Monday, March 03, 2003

The Movie I Watched Last Night LIX
Fast Company's under a denial-of-service attack, so it's a challenge to work on our Web. I'm usually not this prolific with Media Diet, I promise. I've been trying to be productive at work otherwise, but here I am again.

For what it's worth, I've decided that it's not fair game for me to review movies I stumble across on the TV and watch with less than full attention -- "Ford Fairlane" and the 1977 "Island of Dr. Moreau" recently -- so I'm going to stick with movies I rent or watch on DVD. Maybe movies on channels like HBO, but definitely not commercially interrupted movies.

Battle Royale
Amazing. The concept alone behind this movie is intriguing, but its final execution is quite impressive. Because of an economic collapse and population explosion in the Japan of the future, a law is passed that allows the government to send one class of ninth graders to a deserted island for three days. The students are given weapons, food, and water; are instructed to kill each other; and the survivor at the end gets to return to the mainland. While one would think the plot would establish an unnecessarily gory, Friday the 13th-like slasher film, director Kinji Fukasaku did a brilliant job downplaying the violence, of which there is plenty, and making sure that the characters -- more than 40 at the movie's beginning -- are relatively distinguishable from the next. Takeshi Kitano sings as the subtly unstable former teacher overseeing the whole operation, and concept aside, there are some interesting developments and twists along the way -- including the boys who hack into the military's computer system and the Battle Royale alumnus who plays a role in the most satisfying plot surprise near the end of the movie. If you're a fan of Japanese or Hong Kong action and exploitation films, this is one to see for sure.

Dot
This is an independently produced mockumentary about a start-up company called Zectek. It's been billed as the Spinal Tap of the dotcom era and hailed by Business 2.0 as more realistic than Startup.com. While it's no Spinal Tap -- and while I've yet to see Startup.com (I just moved it up in my Netflix queue) -- it's an extremely funny, caustic, and biting satire of the Net Economy hype and hyperbole. Combining reality TV-styled footage with one-on-one candid interviews and voice-over news account narrative commenting on Netscape, Yahoo, and Boo.com, the movie slowly reveals the true leadership and character traits of the founders of Zectek, as well as those they hire later. What struck me hardest in this movie is that Zectek was a business founded on nothing: no ideas, no goals, and no business plan. The founders -- all of whom, outside of the technologist, perhaps, were full of hot air -- did everything necessary to run a startup business, from acquiring office space and hiring a receptionist to making T-shirts and raising millions of dollars in venture capital. In the end, the company never did anything, much less make a product or service. It reminded me of the band I was in in junior high. We opened a bank account, designed a logo, and bought sheet music for "Axel F" and "Tonight, Tonight, Tonight," but beyond one half-serious practice in the Methodist church's youth group room, we never did anything. We even researched our band name against existing trademarks, changing our name from Nitecap to Knightcap to avoid future litigation involving a hotel chain. A silly -- and slightly sad -- callback to the heyday of the Net Economy, when you didn't even need a business plan sketched on your cocktail napkin. All you needed was a napkin.

Freejack
How did this movie ever get made? Based on the Robert Sheckley s-f novel "Immortality Inc.," the film stars Emilio Estevez, of all people, as the protagonist -- and Mick Jagger as the bounty hunter antagonist. The story is pretty basic.
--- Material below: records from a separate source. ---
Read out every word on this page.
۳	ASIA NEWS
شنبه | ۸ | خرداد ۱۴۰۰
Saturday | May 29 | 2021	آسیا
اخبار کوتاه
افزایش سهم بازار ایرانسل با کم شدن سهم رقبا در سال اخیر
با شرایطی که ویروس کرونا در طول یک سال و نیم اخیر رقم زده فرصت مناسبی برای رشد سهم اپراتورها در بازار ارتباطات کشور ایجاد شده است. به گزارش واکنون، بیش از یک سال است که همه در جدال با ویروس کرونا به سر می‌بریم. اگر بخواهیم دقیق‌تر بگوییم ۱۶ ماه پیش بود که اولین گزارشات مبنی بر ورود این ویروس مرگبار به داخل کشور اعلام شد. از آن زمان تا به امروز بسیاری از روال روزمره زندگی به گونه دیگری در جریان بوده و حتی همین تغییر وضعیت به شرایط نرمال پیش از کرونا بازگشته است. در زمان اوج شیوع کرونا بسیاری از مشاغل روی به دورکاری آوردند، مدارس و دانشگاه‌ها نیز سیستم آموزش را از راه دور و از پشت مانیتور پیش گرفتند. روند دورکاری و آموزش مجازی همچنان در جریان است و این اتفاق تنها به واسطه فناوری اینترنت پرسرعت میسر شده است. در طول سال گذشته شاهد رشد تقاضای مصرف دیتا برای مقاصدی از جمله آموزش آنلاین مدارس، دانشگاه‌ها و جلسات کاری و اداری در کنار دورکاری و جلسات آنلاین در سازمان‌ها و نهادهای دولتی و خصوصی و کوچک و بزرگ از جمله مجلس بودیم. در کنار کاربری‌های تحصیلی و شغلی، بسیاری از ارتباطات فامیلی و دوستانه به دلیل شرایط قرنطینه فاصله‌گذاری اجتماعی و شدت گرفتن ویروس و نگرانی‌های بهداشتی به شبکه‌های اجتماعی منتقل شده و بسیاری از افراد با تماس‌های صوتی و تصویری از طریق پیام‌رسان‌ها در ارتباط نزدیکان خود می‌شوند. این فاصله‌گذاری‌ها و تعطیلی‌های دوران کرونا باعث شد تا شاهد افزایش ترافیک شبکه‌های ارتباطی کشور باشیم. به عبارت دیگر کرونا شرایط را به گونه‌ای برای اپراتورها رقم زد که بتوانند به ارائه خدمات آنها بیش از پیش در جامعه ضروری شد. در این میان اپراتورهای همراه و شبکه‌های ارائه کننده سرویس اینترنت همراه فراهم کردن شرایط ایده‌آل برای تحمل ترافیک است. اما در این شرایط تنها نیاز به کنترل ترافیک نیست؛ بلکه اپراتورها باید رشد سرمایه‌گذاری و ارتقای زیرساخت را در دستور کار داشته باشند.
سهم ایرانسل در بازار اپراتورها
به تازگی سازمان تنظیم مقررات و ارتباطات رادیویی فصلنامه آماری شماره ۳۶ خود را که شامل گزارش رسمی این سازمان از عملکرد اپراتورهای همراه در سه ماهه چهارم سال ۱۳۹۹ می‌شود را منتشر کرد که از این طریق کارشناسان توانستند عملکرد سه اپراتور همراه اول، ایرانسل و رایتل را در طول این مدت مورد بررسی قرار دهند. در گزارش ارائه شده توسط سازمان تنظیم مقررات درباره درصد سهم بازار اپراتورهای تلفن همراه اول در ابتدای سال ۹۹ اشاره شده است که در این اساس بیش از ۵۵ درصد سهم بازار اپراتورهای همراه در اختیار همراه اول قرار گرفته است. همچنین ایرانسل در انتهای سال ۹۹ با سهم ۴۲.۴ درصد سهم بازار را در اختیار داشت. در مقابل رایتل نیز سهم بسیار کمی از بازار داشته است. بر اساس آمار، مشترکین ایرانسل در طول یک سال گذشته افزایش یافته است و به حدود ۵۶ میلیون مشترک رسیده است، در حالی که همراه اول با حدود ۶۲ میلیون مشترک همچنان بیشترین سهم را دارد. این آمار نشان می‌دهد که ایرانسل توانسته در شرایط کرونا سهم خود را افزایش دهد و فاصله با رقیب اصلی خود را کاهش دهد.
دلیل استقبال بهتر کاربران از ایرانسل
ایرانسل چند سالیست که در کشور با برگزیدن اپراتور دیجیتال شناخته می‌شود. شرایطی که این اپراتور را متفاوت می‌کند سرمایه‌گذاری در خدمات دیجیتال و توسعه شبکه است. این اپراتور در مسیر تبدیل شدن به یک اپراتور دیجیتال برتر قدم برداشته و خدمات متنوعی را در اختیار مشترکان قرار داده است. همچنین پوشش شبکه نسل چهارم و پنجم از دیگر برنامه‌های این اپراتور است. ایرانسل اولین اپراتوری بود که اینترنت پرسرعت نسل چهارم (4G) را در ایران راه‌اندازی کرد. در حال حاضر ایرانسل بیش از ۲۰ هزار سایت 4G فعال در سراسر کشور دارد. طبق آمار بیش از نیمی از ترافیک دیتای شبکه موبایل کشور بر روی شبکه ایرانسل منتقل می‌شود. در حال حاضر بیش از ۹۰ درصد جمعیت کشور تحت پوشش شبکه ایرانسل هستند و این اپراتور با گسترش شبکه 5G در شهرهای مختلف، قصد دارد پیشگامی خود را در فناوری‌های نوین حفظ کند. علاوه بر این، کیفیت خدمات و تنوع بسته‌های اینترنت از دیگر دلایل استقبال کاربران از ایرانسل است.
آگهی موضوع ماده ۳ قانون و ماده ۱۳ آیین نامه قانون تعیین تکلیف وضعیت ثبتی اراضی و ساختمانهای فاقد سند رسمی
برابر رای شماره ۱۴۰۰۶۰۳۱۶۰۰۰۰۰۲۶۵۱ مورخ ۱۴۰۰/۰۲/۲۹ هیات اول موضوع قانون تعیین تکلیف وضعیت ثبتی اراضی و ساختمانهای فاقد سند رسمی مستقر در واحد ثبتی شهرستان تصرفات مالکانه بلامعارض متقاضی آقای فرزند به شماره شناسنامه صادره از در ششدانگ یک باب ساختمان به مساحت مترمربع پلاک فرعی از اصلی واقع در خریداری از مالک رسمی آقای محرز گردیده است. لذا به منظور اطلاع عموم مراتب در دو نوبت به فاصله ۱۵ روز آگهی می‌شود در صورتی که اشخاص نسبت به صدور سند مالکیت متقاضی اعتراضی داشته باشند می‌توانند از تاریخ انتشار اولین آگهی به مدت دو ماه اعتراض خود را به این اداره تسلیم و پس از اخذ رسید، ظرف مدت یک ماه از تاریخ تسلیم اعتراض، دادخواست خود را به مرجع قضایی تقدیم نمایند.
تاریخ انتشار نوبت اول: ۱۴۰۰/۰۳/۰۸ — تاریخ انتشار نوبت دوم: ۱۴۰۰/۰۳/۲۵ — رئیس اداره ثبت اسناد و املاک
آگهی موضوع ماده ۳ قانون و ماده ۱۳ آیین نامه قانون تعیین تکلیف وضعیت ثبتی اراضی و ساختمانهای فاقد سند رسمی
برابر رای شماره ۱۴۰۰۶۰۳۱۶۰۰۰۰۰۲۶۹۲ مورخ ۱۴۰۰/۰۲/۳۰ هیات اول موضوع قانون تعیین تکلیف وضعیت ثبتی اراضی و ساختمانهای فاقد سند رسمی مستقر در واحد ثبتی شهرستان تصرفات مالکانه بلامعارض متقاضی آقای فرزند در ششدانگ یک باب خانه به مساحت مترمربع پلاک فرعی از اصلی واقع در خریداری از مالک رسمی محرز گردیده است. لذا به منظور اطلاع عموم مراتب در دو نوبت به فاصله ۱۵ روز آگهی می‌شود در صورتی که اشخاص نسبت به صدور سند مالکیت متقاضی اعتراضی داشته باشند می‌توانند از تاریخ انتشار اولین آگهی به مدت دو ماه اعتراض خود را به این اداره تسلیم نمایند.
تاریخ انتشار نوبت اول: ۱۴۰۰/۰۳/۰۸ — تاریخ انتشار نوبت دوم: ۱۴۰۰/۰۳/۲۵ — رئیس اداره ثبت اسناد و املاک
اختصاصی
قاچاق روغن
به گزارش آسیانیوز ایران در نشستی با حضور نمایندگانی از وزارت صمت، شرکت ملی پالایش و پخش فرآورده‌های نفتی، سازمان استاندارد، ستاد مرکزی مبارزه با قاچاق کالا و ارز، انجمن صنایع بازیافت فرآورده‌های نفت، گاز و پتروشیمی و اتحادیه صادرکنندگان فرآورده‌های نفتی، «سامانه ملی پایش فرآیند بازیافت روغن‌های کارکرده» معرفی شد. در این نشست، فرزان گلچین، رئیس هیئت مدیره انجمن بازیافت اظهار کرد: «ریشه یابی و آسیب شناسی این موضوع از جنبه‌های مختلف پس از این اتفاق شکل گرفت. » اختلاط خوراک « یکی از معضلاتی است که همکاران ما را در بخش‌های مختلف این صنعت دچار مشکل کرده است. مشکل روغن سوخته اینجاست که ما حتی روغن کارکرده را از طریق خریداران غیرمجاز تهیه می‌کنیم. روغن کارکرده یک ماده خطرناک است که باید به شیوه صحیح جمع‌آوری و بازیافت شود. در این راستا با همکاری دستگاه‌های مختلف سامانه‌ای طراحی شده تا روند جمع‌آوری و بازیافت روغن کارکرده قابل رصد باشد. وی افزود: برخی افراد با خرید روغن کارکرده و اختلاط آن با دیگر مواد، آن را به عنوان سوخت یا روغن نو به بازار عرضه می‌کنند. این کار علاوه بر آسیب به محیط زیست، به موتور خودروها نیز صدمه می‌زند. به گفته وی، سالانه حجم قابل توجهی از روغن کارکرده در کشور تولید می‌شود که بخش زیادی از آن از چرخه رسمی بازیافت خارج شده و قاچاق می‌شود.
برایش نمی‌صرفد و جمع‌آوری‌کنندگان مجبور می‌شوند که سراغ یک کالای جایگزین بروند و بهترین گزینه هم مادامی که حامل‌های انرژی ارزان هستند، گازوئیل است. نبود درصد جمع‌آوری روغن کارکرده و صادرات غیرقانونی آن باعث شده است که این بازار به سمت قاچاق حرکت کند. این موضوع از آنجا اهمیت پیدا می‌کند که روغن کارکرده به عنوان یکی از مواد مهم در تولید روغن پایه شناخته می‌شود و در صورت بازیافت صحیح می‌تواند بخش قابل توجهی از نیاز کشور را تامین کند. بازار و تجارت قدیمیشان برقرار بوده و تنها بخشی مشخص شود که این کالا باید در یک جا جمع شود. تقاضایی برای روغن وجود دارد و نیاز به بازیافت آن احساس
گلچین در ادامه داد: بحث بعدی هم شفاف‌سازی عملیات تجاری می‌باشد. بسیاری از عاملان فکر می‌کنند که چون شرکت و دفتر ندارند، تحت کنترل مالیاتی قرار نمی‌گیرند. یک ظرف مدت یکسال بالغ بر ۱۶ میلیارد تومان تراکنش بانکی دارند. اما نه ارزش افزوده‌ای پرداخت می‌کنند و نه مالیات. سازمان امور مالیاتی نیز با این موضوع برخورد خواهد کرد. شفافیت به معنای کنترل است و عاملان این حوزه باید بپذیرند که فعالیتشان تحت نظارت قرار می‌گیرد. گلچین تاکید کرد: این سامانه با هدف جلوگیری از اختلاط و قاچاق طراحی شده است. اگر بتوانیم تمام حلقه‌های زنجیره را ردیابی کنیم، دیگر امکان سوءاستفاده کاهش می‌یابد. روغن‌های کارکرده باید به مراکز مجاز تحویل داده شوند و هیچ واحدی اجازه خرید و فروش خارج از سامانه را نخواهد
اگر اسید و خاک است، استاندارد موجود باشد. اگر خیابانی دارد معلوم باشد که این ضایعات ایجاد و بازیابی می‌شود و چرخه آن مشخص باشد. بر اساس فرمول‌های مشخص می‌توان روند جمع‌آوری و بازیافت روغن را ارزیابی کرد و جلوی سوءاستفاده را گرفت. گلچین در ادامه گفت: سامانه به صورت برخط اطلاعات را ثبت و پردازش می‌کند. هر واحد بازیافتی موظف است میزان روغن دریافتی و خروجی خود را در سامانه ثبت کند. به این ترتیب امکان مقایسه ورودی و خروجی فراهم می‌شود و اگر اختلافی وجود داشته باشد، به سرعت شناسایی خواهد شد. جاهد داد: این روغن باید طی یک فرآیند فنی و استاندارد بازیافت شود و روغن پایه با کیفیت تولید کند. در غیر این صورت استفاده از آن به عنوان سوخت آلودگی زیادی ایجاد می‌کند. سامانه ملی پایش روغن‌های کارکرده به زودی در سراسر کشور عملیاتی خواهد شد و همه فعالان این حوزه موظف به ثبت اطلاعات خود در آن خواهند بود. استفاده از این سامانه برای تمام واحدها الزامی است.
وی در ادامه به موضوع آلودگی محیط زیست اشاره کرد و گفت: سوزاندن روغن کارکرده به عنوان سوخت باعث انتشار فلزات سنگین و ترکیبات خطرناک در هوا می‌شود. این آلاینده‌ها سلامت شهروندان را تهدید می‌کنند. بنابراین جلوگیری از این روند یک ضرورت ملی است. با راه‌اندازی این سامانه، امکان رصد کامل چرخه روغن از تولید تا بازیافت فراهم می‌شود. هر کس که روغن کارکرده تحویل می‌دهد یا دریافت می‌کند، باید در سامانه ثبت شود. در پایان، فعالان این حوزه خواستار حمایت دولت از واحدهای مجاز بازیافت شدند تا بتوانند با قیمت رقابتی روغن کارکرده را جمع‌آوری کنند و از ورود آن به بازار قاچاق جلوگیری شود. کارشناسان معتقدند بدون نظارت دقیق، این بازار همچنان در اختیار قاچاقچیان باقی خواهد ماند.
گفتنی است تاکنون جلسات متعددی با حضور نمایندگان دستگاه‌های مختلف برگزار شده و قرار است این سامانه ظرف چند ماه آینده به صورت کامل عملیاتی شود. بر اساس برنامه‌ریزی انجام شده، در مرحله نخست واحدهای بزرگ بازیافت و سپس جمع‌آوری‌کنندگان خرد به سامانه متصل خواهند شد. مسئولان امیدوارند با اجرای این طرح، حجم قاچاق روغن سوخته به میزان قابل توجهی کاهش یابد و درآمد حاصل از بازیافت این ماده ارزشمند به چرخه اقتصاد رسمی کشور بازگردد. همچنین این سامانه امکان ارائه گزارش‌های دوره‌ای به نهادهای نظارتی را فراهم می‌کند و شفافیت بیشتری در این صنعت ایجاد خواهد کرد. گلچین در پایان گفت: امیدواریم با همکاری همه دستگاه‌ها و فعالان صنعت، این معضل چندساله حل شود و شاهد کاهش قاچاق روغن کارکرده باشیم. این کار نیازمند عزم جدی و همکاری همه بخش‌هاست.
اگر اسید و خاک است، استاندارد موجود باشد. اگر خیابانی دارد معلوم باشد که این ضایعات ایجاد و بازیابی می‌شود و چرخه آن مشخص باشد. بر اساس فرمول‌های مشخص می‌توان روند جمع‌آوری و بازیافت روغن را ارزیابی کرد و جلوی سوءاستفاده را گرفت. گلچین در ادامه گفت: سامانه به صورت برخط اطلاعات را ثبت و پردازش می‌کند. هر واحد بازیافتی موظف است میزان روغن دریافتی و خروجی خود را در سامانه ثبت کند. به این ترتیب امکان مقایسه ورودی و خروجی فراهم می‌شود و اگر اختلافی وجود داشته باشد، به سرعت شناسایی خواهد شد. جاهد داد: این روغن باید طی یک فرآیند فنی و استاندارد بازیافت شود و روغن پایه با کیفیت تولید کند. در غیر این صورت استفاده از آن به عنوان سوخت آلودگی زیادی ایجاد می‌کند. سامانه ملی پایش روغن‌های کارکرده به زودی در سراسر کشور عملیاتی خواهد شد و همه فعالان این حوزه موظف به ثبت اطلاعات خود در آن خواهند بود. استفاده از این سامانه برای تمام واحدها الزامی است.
Emilio's heroic character is a race-car driver who perishes in a fiery wreck -- and who is sucked into the future to serve as the body for a transplanted mind. The bulk of the movie is a series of Running Man-like chase scenes in which Emilio outpaces Mick; reconnects with his fiancee, played by Rene Russo, who's become a hard-edged business woman since his death; and tries to track down the wealthy business man who took out the bounty in the first place. That person turns out to be Anthony Hopkins' character, Russo's character's mentor and employer -- and outside of a visually stimulating final sequence in which we're drawn into Hopkins' character's preserved mind, the movie is devoid of value or interest. But the movie might be worth watching for the last scenes. And if you dig Sheckley, the movie might satisfy the completist in you.